Upon hearing her interpretation of Berio’s Sequenza VI, The Baltimore Sun commented that she made “something at once dramatic and poetic out of the aggressive tremolo-like motif of the piece.” She collaborates with a wide range of composers, commissioning pieces in which she sings and plays simultaneously. Wendy’s debut solo album, vox/viola, was released on New Focus Recordings (2020). In addition to her work on contemporary repertoire, Wendy has collaborated with fortepianist Malcolm Bilson, the Claremont and Prometheus Trios, and members of the Cleveland, Juilliard, and Takács Quartets. She frequently performs with Orpheus Chamber Orchestra and has been a regular guest with the orchestral viola sections of Atlanta, Minnesota, and St. Louis.

Wendy is a distinguished educator and sought-after clinician at universities and conservatories across the country, offering classes on viola repertoire and technique, lectures on string instrument notation, and workshops on contemporary and “extended” string techniques. She holds degrees from Oberlin Conservatory (BM), New England Conservatory (MM), and Eastman School of Music (DMA with Diploma in Ethnomusicology). Wendy’s academic interests address musicians’ communities, stemming from her own experiences with composer-performer relationships, genderbased discrimination, and disability.

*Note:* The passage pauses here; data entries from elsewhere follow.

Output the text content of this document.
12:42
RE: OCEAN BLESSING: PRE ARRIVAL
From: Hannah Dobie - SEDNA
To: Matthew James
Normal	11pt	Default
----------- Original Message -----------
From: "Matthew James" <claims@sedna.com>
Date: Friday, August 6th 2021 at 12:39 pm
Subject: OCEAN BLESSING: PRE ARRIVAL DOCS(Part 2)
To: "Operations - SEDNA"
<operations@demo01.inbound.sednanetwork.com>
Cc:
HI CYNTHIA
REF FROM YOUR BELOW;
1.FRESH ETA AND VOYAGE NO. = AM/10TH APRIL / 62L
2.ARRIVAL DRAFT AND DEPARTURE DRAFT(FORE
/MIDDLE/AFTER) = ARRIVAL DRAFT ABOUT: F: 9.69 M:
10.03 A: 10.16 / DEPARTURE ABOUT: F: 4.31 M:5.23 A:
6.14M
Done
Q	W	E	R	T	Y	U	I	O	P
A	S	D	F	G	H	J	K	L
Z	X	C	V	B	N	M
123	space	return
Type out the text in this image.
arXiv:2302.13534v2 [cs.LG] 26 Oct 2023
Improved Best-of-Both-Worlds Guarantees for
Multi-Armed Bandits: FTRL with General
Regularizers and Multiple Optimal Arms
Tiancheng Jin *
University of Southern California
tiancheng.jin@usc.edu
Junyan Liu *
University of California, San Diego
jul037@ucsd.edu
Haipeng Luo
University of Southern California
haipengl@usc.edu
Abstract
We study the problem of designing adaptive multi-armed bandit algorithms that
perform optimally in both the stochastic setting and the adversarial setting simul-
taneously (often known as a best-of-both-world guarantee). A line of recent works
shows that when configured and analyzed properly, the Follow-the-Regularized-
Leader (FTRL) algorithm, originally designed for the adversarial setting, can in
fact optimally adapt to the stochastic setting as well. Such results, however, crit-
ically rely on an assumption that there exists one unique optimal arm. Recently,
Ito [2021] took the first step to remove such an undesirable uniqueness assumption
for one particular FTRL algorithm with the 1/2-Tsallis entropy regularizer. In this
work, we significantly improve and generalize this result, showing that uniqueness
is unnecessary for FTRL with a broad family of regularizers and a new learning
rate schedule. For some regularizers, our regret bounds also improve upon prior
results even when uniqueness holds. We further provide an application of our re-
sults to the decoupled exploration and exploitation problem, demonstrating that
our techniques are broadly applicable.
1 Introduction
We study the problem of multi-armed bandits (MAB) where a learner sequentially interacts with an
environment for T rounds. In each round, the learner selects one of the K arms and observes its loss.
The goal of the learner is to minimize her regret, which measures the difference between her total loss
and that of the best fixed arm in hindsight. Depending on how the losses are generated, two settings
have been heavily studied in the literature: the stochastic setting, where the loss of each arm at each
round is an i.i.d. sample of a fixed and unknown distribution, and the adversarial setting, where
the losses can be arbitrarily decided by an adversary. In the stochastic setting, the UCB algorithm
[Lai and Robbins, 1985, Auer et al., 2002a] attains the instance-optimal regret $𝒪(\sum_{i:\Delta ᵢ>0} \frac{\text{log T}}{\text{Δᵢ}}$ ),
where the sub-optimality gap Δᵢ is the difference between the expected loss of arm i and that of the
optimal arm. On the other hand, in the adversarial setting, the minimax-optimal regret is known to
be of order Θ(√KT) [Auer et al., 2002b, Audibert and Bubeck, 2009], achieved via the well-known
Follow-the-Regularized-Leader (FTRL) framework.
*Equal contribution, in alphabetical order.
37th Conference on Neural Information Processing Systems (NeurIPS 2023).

Her own compositions link her love of unconventional string sounds with reflections on nature, physical trauma, and invisible disability.

In 2022-23, in addition to her duties as an academic lecturer at UCLA and viola instructor at California State University at Northridge (CSUN), Wendy will be Artist-in-Residence at UC-Davis, presenting two recital programs and playing a concerto with the university orchestra.